Jeremy, that is a very complicated question. For one, it is dependant on the company and the industry—how high are your development costs, what are your target markets. In the case of space-, med-, or biotech, I think we are looking at either multinationals for deep pockets and global reach, or companies that have access to a specific market.
Software, even though a large number of my interviewees fall into that category, is generally not considered a high-tech industry. Intellectual property has little value there, development costs are fairly low, and you don’t need a degree to build it. It’s useful to have one, but you don’t need it.
And for software, I guess the biggest partners are in the US, though I hesitate to generalise this, as I’m sure there are specialised markets where European or Asian partners are perhaps more suitable.
What??? Software isn’t high tech? IP has no value in Software??? Development costs are low? You don’t need a degree to build it? Come on dude, you’re kidding, right?
I’m not, are you? There is software where IP is incredibly important—based on huge amounts of human and financial capital—(e.g. Operating Systems, Enterprise software, etc.) and then there is a lot, a lot of software, for which the protection of IP is relatively ineffectual—other factors, like e.g. network-effects of users and development are much more important.

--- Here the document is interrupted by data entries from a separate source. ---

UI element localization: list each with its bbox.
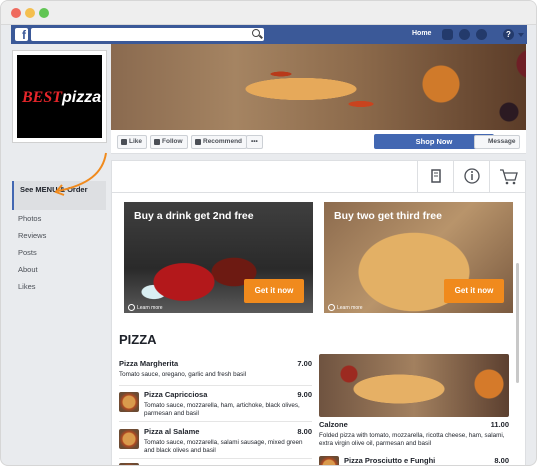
search-input[interactable]	[31, 28, 264, 41]
item-price: 8.00	[494, 456, 509, 465]
menu-item-salame[interactable]: Pizza al Salame 8.00 Tomato sauce, mozza…	[119, 427, 312, 459]
facebook-logo-icon[interactable]: f	[15, 28, 28, 42]
pizza-thumbnail	[119, 392, 139, 412]
learn-more-link[interactable]: Learn more	[328, 304, 363, 311]
learn-more-link[interactable]: Learn more	[128, 304, 163, 311]
globe-icon[interactable]	[476, 29, 487, 40]
item-name: Pizza al Salame	[144, 427, 200, 436]
recommend-label: Recommend	[203, 138, 243, 145]
like-button[interactable]: Like	[117, 135, 148, 149]
facebook-top-bar: f Home ?	[11, 25, 527, 44]
title-bar	[1, 1, 536, 25]
help-icon[interactable]: ?	[503, 29, 514, 40]
item-name: Pizza Margherita	[119, 359, 179, 368]
pizza-thumbnail	[319, 456, 339, 465]
follow-label: Follow	[162, 138, 183, 145]
calzone-photo[interactable]	[319, 354, 509, 417]
sidebar-item-posts[interactable]: Posts	[12, 244, 106, 261]
menu-book-icon	[431, 169, 441, 183]
comment-icon	[195, 139, 201, 145]
account-menu-chevron-icon[interactable]	[518, 33, 524, 37]
promo-title: Buy a drink get 2nd free	[134, 210, 254, 222]
item-description: Folded pizza with tomato, mozzarella, ri…	[319, 432, 505, 447]
profile-picture[interactable]: BESTpizza	[12, 50, 107, 143]
item-name: Pizza Prosciutto e Funghi	[344, 456, 436, 465]
follow-button[interactable]: Follow	[150, 135, 188, 149]
logo-text-pizza: pizza	[62, 89, 102, 106]
sidebar-item-reviews[interactable]: Reviews	[12, 227, 106, 244]
item-description: Tomato sauce, oregano, garlic and fresh …	[119, 371, 247, 378]
menu-tab[interactable]	[417, 161, 453, 192]
zoom-window-button[interactable]	[39, 8, 49, 18]
thumbs-up-icon	[121, 139, 127, 145]
info-icon	[464, 168, 480, 184]
close-window-button[interactable]	[11, 8, 21, 18]
scrollbar[interactable]	[516, 263, 519, 383]
like-label: Like	[129, 138, 143, 145]
info-tab[interactable]	[453, 161, 489, 192]
item-name: Pizza Capricciosa	[144, 390, 208, 399]
browser-window: f Home ? BESTpizza Like Follow Recommend…	[0, 0, 537, 466]
item-price: 7.00	[297, 359, 312, 368]
menu-item-calzone[interactable]: Calzone 11.00 Folded pizza with tomato, …	[319, 420, 509, 448]
callout-arrow	[54, 152, 107, 196]
sidebar-item-likes[interactable]: Likes	[12, 278, 106, 295]
item-name: Calzone	[319, 420, 348, 429]
item-price: 11.00	[490, 420, 509, 429]
sidebar-item-about[interactable]: About	[12, 261, 106, 278]
cart-icon	[500, 169, 518, 185]
messenger-icon[interactable]	[459, 29, 470, 40]
promo-card-pizza[interactable]: Buy two get third free Get it now Learn …	[324, 202, 513, 313]
item-description: Tomato sauce, mozzarella, ham, artichoke…	[144, 402, 300, 417]
sidebar-item-photos[interactable]: Photos	[12, 210, 106, 227]
section-heading: PIZZA	[119, 332, 157, 347]
get-it-now-button[interactable]: Get it now	[444, 279, 504, 303]
cover-photo	[111, 44, 526, 130]
menu-item-partial[interactable]	[119, 461, 312, 465]
promo-card-drink[interactable]: Buy a drink get 2nd free Get it now Lear…	[124, 202, 313, 313]
page-logo: BESTpizza	[22, 89, 101, 107]
logo-text-best: BEST	[22, 89, 63, 106]
promo-title: Buy two get third free	[334, 210, 442, 222]
item-description: Tomato sauce, mozzarella, salami sausage…	[144, 439, 303, 454]
menu-item-capricciosa[interactable]: Pizza Capricciosa 9.00 Tomato sauce, moz…	[119, 390, 312, 422]
item-price: 9.00	[297, 390, 312, 399]
rss-icon	[154, 139, 160, 145]
menu-item-prosciutto[interactable]: Pizza Prosciutto e Funghi 8.00	[319, 456, 509, 465]
get-it-now-button[interactable]: Get it now	[244, 279, 304, 303]
item-price: 8.00	[297, 427, 312, 436]
friends-icon[interactable]	[442, 29, 453, 40]
menu-item-margherita[interactable]: Pizza Margherita 7.00 Tomato sauce, oreg…	[119, 359, 312, 386]
recommend-button[interactable]: Recommend	[191, 135, 248, 149]
home-link[interactable]: Home	[412, 30, 431, 37]
page-sidebar: See MENU & Order Photos Reviews Posts Ab…	[12, 181, 106, 295]
cart-tab[interactable]	[489, 161, 525, 192]
more-button[interactable]: •••	[246, 135, 263, 149]
app-tab-bar	[111, 160, 526, 193]
message-label: Message	[488, 138, 516, 145]
pizza-thumbnail	[119, 429, 139, 449]
message-button[interactable]: Message	[474, 135, 521, 149]
minimize-window-button[interactable]	[25, 8, 35, 18]
search-icon[interactable]	[252, 29, 260, 37]
menu-content: Buy a drink get 2nd free Get it now Lear…	[111, 193, 526, 465]
page-action-bar: Like Follow Recommend ••• Shop Now Messa…	[111, 130, 526, 154]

And I’m sorry, you’re not telling me that you compare software* to biotech, pharma, automotive, space, etc. are you? The economics of these industries is completely different—huge capital costs, long development times (sometimes decades), incompatible with rapid prototyping, incompatible with quick revenue-streams, and yes, degrees which are somewhat more complex than ICT.
*: Again, I don’t want to generalise. I’m speaking of a large segment of software, not ALL software.

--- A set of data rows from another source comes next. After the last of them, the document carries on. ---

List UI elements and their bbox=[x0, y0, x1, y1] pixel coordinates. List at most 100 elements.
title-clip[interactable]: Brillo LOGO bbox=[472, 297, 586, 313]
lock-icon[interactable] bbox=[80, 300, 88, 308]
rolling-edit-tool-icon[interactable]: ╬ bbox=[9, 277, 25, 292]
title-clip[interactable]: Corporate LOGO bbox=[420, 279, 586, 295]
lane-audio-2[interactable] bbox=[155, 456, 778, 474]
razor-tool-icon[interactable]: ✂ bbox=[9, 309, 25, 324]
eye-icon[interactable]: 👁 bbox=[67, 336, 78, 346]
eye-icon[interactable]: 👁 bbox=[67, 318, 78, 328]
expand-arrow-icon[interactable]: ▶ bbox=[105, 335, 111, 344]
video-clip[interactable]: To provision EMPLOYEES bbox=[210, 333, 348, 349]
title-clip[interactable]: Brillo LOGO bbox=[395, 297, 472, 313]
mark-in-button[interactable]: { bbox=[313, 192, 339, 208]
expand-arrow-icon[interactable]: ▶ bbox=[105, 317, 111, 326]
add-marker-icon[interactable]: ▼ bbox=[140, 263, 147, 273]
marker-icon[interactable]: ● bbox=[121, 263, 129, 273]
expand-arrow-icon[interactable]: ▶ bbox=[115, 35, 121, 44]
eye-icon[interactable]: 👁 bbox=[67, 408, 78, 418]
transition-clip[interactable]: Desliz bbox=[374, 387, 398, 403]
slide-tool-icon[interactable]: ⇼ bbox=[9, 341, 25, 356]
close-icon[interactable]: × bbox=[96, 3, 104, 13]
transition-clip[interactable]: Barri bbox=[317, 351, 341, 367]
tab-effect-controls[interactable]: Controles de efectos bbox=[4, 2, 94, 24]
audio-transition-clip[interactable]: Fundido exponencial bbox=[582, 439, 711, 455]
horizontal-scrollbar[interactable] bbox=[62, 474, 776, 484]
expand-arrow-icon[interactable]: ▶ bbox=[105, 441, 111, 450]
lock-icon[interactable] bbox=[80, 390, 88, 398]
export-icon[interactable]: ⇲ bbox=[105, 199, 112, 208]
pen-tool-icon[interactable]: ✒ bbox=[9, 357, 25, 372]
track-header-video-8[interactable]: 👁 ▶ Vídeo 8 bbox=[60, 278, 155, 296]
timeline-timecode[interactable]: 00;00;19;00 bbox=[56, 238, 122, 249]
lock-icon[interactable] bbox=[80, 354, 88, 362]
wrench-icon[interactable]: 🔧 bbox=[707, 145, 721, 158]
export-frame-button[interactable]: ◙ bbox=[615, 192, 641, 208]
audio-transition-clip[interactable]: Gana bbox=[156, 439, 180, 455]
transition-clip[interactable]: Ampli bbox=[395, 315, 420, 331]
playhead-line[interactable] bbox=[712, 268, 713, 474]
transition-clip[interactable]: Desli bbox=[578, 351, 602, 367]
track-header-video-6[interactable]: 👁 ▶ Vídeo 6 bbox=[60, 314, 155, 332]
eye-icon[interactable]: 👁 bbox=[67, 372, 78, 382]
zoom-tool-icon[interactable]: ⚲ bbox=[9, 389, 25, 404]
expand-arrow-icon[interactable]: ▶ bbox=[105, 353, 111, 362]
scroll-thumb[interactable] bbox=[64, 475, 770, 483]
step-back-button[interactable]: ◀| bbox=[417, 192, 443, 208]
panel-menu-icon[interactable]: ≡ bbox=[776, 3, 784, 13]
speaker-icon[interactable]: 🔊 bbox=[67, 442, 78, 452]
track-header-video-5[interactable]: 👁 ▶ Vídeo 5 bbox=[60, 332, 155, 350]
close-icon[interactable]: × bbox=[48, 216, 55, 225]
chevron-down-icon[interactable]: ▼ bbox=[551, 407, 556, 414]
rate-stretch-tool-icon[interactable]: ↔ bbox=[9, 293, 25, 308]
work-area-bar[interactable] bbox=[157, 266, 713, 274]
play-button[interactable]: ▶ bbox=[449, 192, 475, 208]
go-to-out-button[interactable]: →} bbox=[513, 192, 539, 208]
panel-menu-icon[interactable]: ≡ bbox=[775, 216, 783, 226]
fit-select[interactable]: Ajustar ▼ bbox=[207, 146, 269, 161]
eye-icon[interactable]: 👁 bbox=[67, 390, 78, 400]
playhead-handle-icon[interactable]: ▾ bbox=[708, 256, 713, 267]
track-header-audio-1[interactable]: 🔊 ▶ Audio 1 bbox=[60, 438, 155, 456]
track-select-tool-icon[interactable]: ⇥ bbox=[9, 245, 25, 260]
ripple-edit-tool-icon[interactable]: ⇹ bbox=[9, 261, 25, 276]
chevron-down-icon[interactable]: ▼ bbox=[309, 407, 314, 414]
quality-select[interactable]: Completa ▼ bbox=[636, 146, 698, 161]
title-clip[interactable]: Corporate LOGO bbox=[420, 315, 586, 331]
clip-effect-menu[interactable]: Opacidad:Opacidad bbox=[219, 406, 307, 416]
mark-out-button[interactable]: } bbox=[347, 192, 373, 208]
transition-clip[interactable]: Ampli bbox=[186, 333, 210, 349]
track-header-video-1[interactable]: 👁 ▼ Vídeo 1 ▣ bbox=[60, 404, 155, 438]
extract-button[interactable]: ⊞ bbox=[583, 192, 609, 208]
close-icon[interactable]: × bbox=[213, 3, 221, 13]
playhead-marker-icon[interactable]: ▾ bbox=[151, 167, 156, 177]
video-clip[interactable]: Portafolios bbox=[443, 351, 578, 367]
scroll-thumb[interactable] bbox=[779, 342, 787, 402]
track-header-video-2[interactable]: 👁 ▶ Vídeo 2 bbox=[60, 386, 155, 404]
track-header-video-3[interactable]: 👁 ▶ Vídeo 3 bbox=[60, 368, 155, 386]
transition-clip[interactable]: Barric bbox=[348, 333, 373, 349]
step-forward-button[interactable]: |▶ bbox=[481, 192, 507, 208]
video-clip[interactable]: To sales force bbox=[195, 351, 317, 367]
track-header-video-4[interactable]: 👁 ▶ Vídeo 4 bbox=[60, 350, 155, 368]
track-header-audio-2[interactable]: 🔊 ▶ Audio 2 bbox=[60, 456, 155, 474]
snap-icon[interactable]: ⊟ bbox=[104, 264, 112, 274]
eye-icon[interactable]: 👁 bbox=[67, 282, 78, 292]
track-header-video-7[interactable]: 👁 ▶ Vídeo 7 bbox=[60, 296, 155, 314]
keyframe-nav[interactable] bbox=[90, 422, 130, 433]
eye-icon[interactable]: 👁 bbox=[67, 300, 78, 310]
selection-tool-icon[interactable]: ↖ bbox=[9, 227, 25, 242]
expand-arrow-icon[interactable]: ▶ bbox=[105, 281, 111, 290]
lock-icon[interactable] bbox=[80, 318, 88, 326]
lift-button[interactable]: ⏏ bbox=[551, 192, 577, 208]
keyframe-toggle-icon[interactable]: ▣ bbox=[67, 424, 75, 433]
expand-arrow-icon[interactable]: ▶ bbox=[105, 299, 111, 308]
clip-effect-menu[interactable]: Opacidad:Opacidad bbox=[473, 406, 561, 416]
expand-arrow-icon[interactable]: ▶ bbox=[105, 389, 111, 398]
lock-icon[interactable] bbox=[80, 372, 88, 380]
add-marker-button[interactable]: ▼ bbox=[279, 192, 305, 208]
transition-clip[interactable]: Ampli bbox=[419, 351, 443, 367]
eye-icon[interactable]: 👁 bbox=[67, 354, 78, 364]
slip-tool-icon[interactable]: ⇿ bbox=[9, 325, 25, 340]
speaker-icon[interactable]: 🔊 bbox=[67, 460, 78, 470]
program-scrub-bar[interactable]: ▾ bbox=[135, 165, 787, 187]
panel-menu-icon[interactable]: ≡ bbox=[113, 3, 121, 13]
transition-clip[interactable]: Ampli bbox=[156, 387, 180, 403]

I will have to publish my thoughts about technology soon. There is a paradigm to consider software as high-tech, which I thought about while jogging.
[...] user-generated content — Vincent van Wylick @ 4:10 pm Jeremy wrote a comment on my last post, about which I’m still not sure whether he was kidding or not. Essentially, he disputed my [...]

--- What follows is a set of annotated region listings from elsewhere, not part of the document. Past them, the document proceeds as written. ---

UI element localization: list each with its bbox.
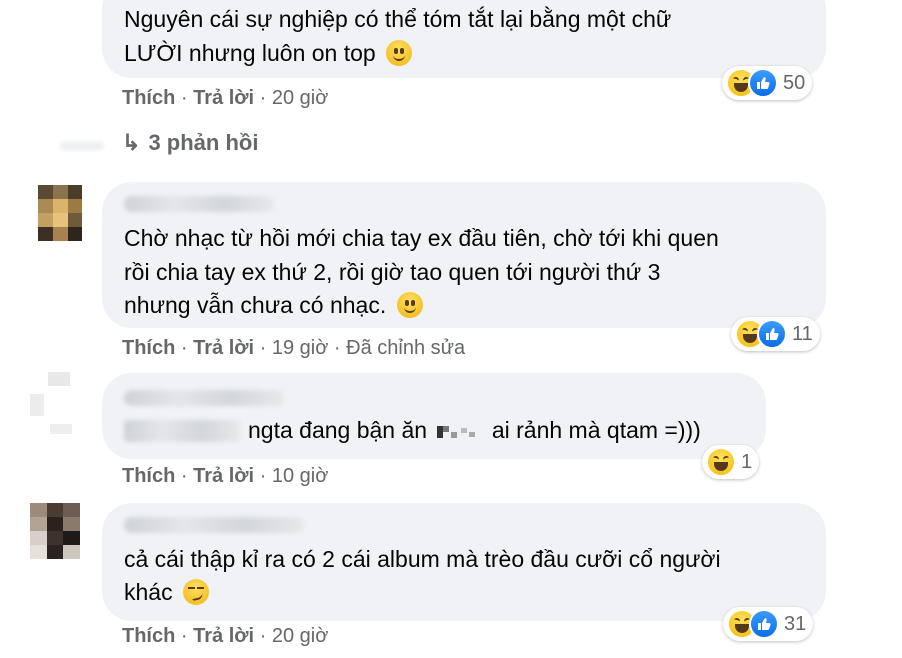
comment-2-actions: Thích · Trả lời · 19 giờ · Đã chỉnh sửa [122,337,466,359]
smiling-face-emoji-icon [396,292,423,318]
smirking-face-emoji-icon [182,579,209,605]
comment-4-line-2: khác [124,576,209,609]
reaction-summary-1[interactable]: 50 [722,66,813,100]
like-button[interactable]: Thích [122,625,175,647]
comment-2-line-2: rồi chia tay ex thứ 2, rồi giờ tao quen … [124,259,661,285]
reaction-summary-4[interactable]: 31 [723,607,814,641]
timestamp[interactable]: 20 giờ [272,625,328,647]
reply-arrow-icon: ↳ [122,130,141,155]
comment-2-line-3: nhưng vẫn chưa có nhạc. [124,289,423,322]
comment-4-line-1: cả cái thập kỉ ra có 2 cái album mà trèo… [124,546,721,572]
reaction-count: 1 [741,450,753,473]
blurred-commenter-name[interactable] [124,196,274,212]
reply-button[interactable]: Trả lời [193,337,254,359]
reaction-summary-2[interactable]: 11 [731,317,820,351]
timestamp[interactable]: 20 giờ [272,87,328,109]
blurred-commenter-name[interactable] [124,390,284,406]
reply-button[interactable]: Trả lời [193,87,254,109]
like-reaction-icon [749,609,779,639]
blurred-commenter-name[interactable] [124,517,304,533]
edited-label[interactable]: Đã chỉnh sửa [346,337,465,359]
comment-1-line-2: LƯỜI nhưng luôn on top [124,37,413,70]
reaction-summary-3[interactable]: 1 [702,445,760,479]
avatar-3[interactable] [30,372,74,436]
avatar-2[interactable] [38,185,82,241]
view-replies-link[interactable]: ↳ 3 phản hồi [122,130,258,156]
smiling-face-emoji-icon [386,40,413,66]
blurred-mention [124,420,240,442]
timestamp[interactable]: 10 giờ [272,465,328,487]
blurred-avatar-stub [60,142,104,150]
reply-button[interactable]: Trả lời [193,465,254,487]
censored-word [437,424,477,440]
like-reaction-icon [748,68,778,98]
like-button[interactable]: Thích [122,337,175,359]
reaction-count: 50 [783,71,806,94]
reaction-count: 11 [792,322,813,345]
comment-2-line-1: Chờ nhạc từ hồi mới chia tay ex đầu tiên… [124,225,719,251]
comment-4-actions: Thích · Trả lời · 20 giờ [122,625,329,647]
comment-1-actions: Thích · Trả lời · 20 giờ [122,87,329,109]
like-reaction-icon [757,319,787,349]
like-button[interactable]: Thích [122,87,175,109]
reply-button[interactable]: Trả lời [193,625,254,647]
comment-3-text: ngta đang bận ăn ai rảnh mà qtam =))) [248,417,701,443]
avatar-4[interactable] [30,503,80,559]
comment-3-actions: Thích · Trả lời · 10 giờ [122,465,329,487]
comment-1-line-1: Nguyên cái sự nghiệp có thể tóm tắt lại … [124,6,672,32]
like-button[interactable]: Thích [122,465,175,487]
reaction-count: 31 [784,612,807,635]
timestamp[interactable]: 19 giờ [272,337,328,359]
haha-reaction-icon [706,447,736,477]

Could anyone refer me to an incubator that works with people doing specialized banking start-ups?
Two of my companies are doing this, one in the field of debt collections, and the other in the field of homeowner assessments, but I would also like to do more in the health care industry.
Thanks very much for any help
you can give,
this is a super website!
Pat Crepeau
Catalyst
the Potting Shed
Depends on what you need. There’s multi-purpose incubators that take any company, as long as its affairs (business-plan, etc.) are in order, and there’s incubators that specialise in certain sectors. There’s also plenty of managed workshops that just give you reduced rent-rate, etc. It also varies according to the country you’re in.
For healthcare, I would look at hospitals as those have the technical resources you need + the contacts in the industry. For banking, I would start by talking to some banks and searching the web.